Product ships faster than marketing can keep up. The Marketing Brain is how one operator keeps up: it listens to sales calls, customer feedback, competitor moves and roadmap discussions all the time, so when a feature ships, positioning, messaging and every launch asset are already loaded, every team gets armed, and what the launch learns shapes what gets built next.
The brain is always listening, so launch day starts at ninety percent. When a feature ships, every asset comes out and the whole company gets armed. And it does not stop at ship: adoption and measurement feed back in, shaping the next launch and what gets built next.
Positioning and messaging get written from how buyers talk, the language, the objections, the reasons deals are won and lost, pulled from real calls and reviews instead of from guesses.
A rival's whole strategy, read off what they ship and spend on, and already current the moment it is needed instead of a fresh research project each time.
Every product, sales and strategy conversation is captured and routed in, so it lives in the system instead of in one person's memory.
The work starts from a clear, complete brief, with nothing important left assumed.
Every draft comes out in the brand voice, consistent with the copy already signed off, and carrying the differentiated positioning, not the generic line any competitor could write.
One reference covering the live priorities, the people, the products and projects, the decisions made and why, and the latest metrics is rebuilt twice a day from the latest meetings, so the work never runs off stale context. Each skill also keeps its own notes current, so the system sharpens over time instead of starting cold.
Every project, person, decision and source lives in one place the system reads in full, with the relevant context pulled into whatever is being worked on.
The loop closes. What you learn at adoption and measurement feeds back into intelligence in, so the brain compounds and every launch starts smarter than the last.
The loop is how it runs. This is what it covers: the full PMM remit, every job mapped to a purpose-built skill, the framework inside it, and honest status on each. None of this is AI out of the box. Each skill encodes how a senior PMM does the job.
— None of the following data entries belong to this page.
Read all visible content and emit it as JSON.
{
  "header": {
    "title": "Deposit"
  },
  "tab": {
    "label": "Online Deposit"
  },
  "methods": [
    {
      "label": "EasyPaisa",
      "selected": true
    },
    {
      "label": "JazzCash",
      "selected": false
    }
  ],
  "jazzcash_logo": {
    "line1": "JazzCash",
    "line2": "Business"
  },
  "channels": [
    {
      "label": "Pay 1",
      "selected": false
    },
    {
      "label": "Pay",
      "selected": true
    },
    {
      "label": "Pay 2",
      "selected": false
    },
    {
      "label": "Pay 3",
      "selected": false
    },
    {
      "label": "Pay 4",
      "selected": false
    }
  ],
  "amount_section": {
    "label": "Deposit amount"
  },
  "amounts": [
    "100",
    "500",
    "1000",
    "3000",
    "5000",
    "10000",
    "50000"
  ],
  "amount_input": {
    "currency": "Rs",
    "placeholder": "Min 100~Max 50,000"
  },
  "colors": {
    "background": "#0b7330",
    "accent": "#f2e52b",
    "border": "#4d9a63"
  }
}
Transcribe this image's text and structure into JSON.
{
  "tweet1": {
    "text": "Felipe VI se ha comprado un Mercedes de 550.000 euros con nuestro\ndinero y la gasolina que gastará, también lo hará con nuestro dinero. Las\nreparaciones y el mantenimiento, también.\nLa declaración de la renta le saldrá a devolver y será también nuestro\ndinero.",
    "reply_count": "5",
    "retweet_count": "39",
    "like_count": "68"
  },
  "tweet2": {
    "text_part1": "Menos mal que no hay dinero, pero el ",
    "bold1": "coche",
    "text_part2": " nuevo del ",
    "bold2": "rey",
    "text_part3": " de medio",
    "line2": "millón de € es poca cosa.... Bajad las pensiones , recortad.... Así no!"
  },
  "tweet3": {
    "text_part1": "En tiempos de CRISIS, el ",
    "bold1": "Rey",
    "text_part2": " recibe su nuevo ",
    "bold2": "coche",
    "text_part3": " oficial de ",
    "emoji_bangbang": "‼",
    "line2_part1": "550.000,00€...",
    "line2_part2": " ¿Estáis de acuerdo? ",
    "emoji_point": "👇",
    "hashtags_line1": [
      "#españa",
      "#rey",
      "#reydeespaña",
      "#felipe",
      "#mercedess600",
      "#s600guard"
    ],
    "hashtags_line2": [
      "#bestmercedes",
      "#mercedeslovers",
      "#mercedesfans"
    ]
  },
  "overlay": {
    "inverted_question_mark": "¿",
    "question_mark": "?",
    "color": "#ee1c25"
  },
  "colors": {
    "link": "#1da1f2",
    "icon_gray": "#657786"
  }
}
pmm-competitiveproxy MCP live ads, 20-brand wiki.pmm-research Jobs to be Done, Gong + Granola.pmm-audience-insight empathy + resistance mapping, audience as hero.pmm-positioning Dunford Obviously Awesome, Fletch, Big Fish Small Pond.pmm-messagingpmm-story-craft Make It Punchy, StoryBrand, reveal-tension.pmm-pricing value-based pricing, packaging design, monetisation models.pmm-gtm launch tiering, Lauchengco LOVED.pmm-launch tiered launch, Rolling Thunder.pmm-sales-enablement.pmm-competitive.pmm-homepage Fletch homepage process, 5-second clarity test.seo-contentcreate-farmer.intelligent-growthlinkedin-agency.intelligent-growth-videoproduct-updates.case-study-production.pmm-growthlifecycle-growth Balfour, Reforge.campaigns-launchemail-journey-mapping attribution next.email-journey-mappinglifecycle-growth in-app triggers next.explainer-demo-videos.pmm-creator-marketing.process-interviewer.pmm-metrics.pmm-internal-comms Wes Kao, Molly Graham, Commander's Intent.printing-press.councilhumaniserfact-checker.A manager agent runs a stack of worker lanes, one lane per task, each with the right skill loaded and its own memory of the work so far. Six primitives keep it honest.
Every task gets a written goal with a measurable end state. The agent cannot stop until the condition actually holds, with proof in the transcript. Done means verified done, not "sounded finished".
Work that repeats, like intel sweeps, monitors and content refreshes, runs as a loop that decides when to check back. The system keeps working between conversations, not just during them.
When a job is genuinely parallel, like a research sweep or a review panel, it fans out to multiple agents at once, then adversarial verifiers attack the findings before anything is trusted.
Before the agent writes a word, hooks load the right project context, pin the right skill, and route every file to where it belongs. Nothing depends on remembering to set things up.
Every correction becomes a standing rule that loads into every future session. Feedback given once changes how the whole system works from then on.
Each skill keeps its own log of decisions, files and learnings, synced automatically at the end of every session. The system sharpens with use instead of starting cold.
Real today as an operator workflow. The gaps are the roadmap.
Generalise the fan-out so one messaging doc produces all of the assets in a pass. Closes the biggest output gaps in one move.
One entry point that runs the whole loop as a gated chain: intelligence to synthesis to fan-out to arm-everyone to adoption, with an approval gate at each stage.
Pipe the retro, the adoption metrics and the attribution back into the intelligence layer so every launch starts smarter than the last.
Plug the brain into the CRM so it sees where deals sit, writes for the deals in flight, and ties every asset to what it touched and what it moved. Content gets the measurement paid already has.
The brain stops waiting to be asked. It reads what is coming in and suggests the next move for each launch: which channel, which story, which proof. The operator still makes the call.